What started out as a road trip story based on the life of St. Cathroe’s pilgrimage turned into a sea journey and then into a series of saint’s lives recounted at each pilgrimage stop.  I had fun writing the chapter (which is not quite done) but also annotated it with a lot of questions about some of my choices and their historical viability.

1.  Languages. Aldred is living and traveling with people of different linguistic abilities:  Latin, English, Norse, Irish, Gaelic (Scots and/or Cumbric), Welsh.  Everyone in this northern region is probably at least bilingual, but in different combinations.  Some languages are related enough to have some mutual intelligibility (English and Norse, potentially).  Clerics raised in a religious community would find Latin a common language across unintelligible boundaries.  In the course of the chapter and Aldred’s encounters with different people, I have to explain how they communicated, in some cases with someone translating for someone else.  For Aldred himself, I am drawing on my own weak experiences with hearing/speaking other languages.  This is the background note I wrote to myself for the chapter:

Aldred may have spent two years in Ireland, and now finds himself in a Cumbric speaking kingdom, but he has no ear for learning languages orally or speaking them.  He grew up bilingual in his native vernacular Northumbrian English and Latin, but has trouble with Celtic languages, never really learns to speak them well, and has trouble sometimes following a story told aloud.  As a budding scholar, he feels stupid, but as a scribe he has discovered he is a visual learner: he sees words spelled.  He speaks Latin primarily with other clerics.  Lay nobles, household servants, ship’s crews are mostly bilingual or trilingual in English, Norse, Irish, or some form of Gaelic (Cumbric is lost to us, but similar to Welsh).

Throughout the chapter, I indicate when Aldred is having difficulty following something, or occasions when someone translates for someone else:  when the Norse serving boy, who can understand English and some Gaelic, doesn’t understand Latin, or stumbles over an unfamiliar English or Gaelic word; or when Irish clerics mix Latin and Irish in macaronic speech, Aldred has to ask questions.
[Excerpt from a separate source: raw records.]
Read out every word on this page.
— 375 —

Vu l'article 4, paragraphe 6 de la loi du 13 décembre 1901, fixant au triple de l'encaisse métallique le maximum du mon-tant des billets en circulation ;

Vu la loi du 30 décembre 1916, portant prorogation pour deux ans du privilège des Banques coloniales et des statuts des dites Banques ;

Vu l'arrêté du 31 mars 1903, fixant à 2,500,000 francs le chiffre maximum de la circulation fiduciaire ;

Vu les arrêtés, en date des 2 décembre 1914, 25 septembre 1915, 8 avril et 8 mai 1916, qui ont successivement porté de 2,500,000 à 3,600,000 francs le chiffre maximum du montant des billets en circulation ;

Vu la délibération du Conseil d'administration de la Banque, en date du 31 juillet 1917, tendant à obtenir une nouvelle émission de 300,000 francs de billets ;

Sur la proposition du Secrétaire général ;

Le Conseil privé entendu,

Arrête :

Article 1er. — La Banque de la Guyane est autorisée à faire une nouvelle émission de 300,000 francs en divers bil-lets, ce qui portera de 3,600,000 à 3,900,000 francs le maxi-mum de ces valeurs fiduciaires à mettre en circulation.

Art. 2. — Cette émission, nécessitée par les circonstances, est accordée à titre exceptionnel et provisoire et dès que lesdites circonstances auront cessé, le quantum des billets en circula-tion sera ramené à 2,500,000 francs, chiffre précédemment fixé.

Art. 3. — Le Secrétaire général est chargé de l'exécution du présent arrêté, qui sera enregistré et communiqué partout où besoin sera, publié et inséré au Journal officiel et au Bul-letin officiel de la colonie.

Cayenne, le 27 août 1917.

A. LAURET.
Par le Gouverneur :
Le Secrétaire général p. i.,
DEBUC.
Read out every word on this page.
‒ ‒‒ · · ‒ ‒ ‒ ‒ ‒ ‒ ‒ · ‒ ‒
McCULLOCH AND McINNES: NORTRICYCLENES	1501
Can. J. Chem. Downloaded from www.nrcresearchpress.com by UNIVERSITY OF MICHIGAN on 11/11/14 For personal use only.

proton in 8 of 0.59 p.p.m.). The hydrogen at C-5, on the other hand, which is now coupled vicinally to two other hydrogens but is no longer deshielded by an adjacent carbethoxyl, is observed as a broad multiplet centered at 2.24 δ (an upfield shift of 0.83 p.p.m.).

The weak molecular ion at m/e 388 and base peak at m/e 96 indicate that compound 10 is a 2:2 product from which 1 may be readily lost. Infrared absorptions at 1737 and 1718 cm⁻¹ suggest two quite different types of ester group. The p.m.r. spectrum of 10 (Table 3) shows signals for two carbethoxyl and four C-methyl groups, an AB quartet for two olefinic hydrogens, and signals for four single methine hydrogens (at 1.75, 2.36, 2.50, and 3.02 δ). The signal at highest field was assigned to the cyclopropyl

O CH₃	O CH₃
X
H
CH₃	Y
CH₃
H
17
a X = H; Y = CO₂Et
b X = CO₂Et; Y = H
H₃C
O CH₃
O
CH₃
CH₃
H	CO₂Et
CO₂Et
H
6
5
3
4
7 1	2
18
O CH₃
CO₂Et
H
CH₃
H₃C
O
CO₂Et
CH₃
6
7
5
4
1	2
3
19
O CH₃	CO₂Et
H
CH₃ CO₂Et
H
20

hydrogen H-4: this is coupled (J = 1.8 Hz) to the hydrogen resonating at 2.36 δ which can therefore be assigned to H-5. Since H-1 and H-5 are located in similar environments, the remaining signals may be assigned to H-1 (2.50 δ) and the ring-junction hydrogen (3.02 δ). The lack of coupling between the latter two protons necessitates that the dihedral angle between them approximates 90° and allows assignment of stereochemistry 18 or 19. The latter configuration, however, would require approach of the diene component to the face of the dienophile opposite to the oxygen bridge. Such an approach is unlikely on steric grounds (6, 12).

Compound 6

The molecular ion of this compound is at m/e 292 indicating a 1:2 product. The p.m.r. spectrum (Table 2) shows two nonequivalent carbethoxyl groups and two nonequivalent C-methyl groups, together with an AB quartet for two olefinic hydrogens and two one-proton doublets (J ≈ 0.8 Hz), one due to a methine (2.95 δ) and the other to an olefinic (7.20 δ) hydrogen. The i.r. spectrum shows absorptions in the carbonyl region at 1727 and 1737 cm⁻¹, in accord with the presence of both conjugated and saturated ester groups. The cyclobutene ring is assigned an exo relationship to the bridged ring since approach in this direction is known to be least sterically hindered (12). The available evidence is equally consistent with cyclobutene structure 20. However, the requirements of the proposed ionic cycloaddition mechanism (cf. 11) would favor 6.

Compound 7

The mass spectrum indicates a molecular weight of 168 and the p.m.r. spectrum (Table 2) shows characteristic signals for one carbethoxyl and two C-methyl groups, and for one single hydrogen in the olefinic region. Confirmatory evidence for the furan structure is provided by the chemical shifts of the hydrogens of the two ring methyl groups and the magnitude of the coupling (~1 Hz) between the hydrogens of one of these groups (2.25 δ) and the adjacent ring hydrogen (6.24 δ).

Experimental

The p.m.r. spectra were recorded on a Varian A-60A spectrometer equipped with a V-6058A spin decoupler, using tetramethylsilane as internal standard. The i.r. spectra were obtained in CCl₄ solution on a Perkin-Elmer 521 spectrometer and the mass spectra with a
Does this approach make sense? 



2.  Seafaring Pilgrimage.  The Life of Cathroe (Vita Kaddroe) indicates that Cathroe of Alba was escorted by Scots King Constantine to Govan, where he was received by Strathclyde (Cumbrian) King Dyfnwal, who escorted the pilgrim saint to his borders at Loida (Lowther).  The obvious way to proceed from Govan to Lowther would be overland, with the king itinerating through his territories and relying on the resources of his holdings there.   While traveling overland would make sense both for pilgrims on foot and for an itinerating king, it presents a transportation problem of horse-riding warriors versus on-foot pilgrims.  Going by ship is faster and easier, even though having to go the long way around Galloway.  And it allows me to have them make pilgrimage stops at Arran (St. Molaise’s island) and Whithorn (St. Ninian), which would not be on the itinerary overland.  This choice also forced me to learn a lot about tides, ships, and aquatic life.

Is this choice of traveling by ship too far-fetched?

More questions to come, but for now these are the two big ones.